Your second problem might be that the hash table uses open addressing. Open addressing doesn't work well when you have lots of collisions because it degrades the hash table performance to linear (O(N)
, instead of O(1)
, where N
is the number of rows). Performance wise, it would be better to rewrite the hash table to use buckets with lists of items, whether with a dynamic array or a linked list (I've used a dynamic array because it's easy to pass it to OpenMP later).
In any case, the part where you calculate hashes should be parallelized:
// trivial to parallelize
for (int i = 0; i < len_i; i++)
{
// calculate_row_hash must be pure/thread safe
// (note that row_hash is not a hash table, it's merely
// a precomputed hash value)
row_hash[i] = calculate_row_hash(px, i);
}
Once you have the hashes precalculated, you can build the hash table on a single thread.

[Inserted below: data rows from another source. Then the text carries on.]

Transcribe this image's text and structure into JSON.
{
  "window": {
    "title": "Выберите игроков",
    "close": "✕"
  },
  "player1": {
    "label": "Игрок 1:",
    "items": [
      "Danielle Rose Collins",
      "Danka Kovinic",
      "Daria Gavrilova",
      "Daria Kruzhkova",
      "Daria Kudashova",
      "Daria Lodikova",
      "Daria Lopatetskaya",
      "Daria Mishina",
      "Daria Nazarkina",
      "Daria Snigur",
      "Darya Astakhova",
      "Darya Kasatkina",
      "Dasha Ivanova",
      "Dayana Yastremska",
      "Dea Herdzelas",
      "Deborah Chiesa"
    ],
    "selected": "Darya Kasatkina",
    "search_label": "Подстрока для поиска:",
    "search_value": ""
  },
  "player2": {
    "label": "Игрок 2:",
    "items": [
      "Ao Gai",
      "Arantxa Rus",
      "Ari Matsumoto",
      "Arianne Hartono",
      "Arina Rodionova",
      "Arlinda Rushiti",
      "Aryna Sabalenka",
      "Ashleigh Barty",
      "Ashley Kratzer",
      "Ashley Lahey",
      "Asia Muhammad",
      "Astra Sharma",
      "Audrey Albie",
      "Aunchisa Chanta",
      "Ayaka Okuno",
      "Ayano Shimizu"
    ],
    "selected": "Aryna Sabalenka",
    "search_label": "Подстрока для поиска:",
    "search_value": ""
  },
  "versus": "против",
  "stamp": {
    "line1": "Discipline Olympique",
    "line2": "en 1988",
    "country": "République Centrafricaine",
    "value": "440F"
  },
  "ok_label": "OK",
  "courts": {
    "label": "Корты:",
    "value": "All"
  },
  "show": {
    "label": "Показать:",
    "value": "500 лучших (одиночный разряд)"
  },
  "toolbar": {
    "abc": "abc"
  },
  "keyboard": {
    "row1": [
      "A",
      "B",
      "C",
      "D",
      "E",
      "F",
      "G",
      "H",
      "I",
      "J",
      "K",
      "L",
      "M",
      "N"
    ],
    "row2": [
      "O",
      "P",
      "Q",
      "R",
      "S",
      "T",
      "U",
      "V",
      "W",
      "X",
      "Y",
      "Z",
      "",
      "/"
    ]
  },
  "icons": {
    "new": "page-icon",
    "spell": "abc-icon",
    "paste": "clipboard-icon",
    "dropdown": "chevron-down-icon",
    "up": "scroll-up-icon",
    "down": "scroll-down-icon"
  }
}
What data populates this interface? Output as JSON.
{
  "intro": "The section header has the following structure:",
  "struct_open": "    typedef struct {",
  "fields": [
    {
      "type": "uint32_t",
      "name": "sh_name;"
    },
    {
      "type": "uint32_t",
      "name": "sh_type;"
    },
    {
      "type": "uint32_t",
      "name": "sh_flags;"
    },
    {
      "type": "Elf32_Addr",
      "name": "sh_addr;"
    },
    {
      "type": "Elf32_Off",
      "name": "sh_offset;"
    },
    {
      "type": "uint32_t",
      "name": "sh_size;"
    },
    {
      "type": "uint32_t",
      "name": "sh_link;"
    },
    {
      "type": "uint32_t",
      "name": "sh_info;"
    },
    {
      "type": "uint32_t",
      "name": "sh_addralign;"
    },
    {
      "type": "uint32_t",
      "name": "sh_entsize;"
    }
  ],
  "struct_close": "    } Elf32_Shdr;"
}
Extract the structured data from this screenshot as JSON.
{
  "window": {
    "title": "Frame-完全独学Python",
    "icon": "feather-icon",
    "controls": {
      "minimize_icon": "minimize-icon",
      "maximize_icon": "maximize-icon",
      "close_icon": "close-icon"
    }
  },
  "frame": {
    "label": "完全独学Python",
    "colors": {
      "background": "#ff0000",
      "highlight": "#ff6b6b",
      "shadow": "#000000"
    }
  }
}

This part is amortized O(N)
in complexity unless the hash table uses open addressing:
// single threaded insert
for (int i = 0; i < len_i; i++)
{
// not thread-safe
hash_table_insert(&ht, row_hash(i), i);
}
hash_table_insert
should be a function which inserts the pair row_hash(i), i
into the hash table, something like (NOTE: this was written out of my head, not tested at all, it's about the concept):
// fixed number of buckets for simplicity
typedef struct
{
hashbucket_t * buckets[HASH_SIZE];
}
hashtable_t;
typedef struct
{
hashentry_t * entries;
size_t capacity;
size_t count;
}
hashbucket_t;
typedef struct
{
int hash;
int value;
}
hashentry_t;
// quick and dirty chained hashtable, no error checking for malloc/realloc
void hash_table_insert(hashtable_t * ht, int hash, int value)
{
int bucket_idx = hash % HASH_SIZE;
hashbucket_t * bucket = ht->buckets[bucket_idx];
if (bucket == NULL) // bucket doesn't exist?
{
ht->buckets[bucket_idx] = bucket = malloc(sizeof *bucket);
bucket->count = 0;
bucket->capacity = 4;
bucket->entries = malloc(sizeof *bucket->entries * bucket->capacity );
}
bucket->count++;
// check if we need to grow the bucket
if (bucket->count >= bucket->capacity)
{
bucket->capacity *= 2; // grow bucket capacity x2
bucket->entries = realloc(bucket->entries,
sizeof *bucket->entries * bucket->capacity);
}
// add entry to the end of the list
bucket->entries[bucket->count - 1] = { hash, value };
}
Once you have the hash-table precalculated, you can search for dupes using something like:
for (int i = 0; i < len_i; i++)
{
// skip row, if we already checked it
if (is_duplicate[i])
continue;
// find the bucket
int bucket_idx = row_hash[i] % HASH_SIZE;
hashbucket_t * bucket = ht->buckets[bucket_idx];
if (bucket->count == 1) // single hash, certainly not a dupe
continue;
// process all entries in parallel
#pragma omp parallel for
for (int j = 0; j < bucket->count; j++)
{
hashentry_t * entry = &bucket->entries[j];
int row = entry->value;
// current row is obviously in this list,
// that's not a duplicate
if (row == i || is_duplicate[row])
continue;
// if we have too few buckets, this might be a hash collision
// so double check the actual hash value and skip
// if it's different
if (entry->hash != row_hash[i])
continue;
// at this point, take the slow path
// (are_rows_equal must be pure/thread safe)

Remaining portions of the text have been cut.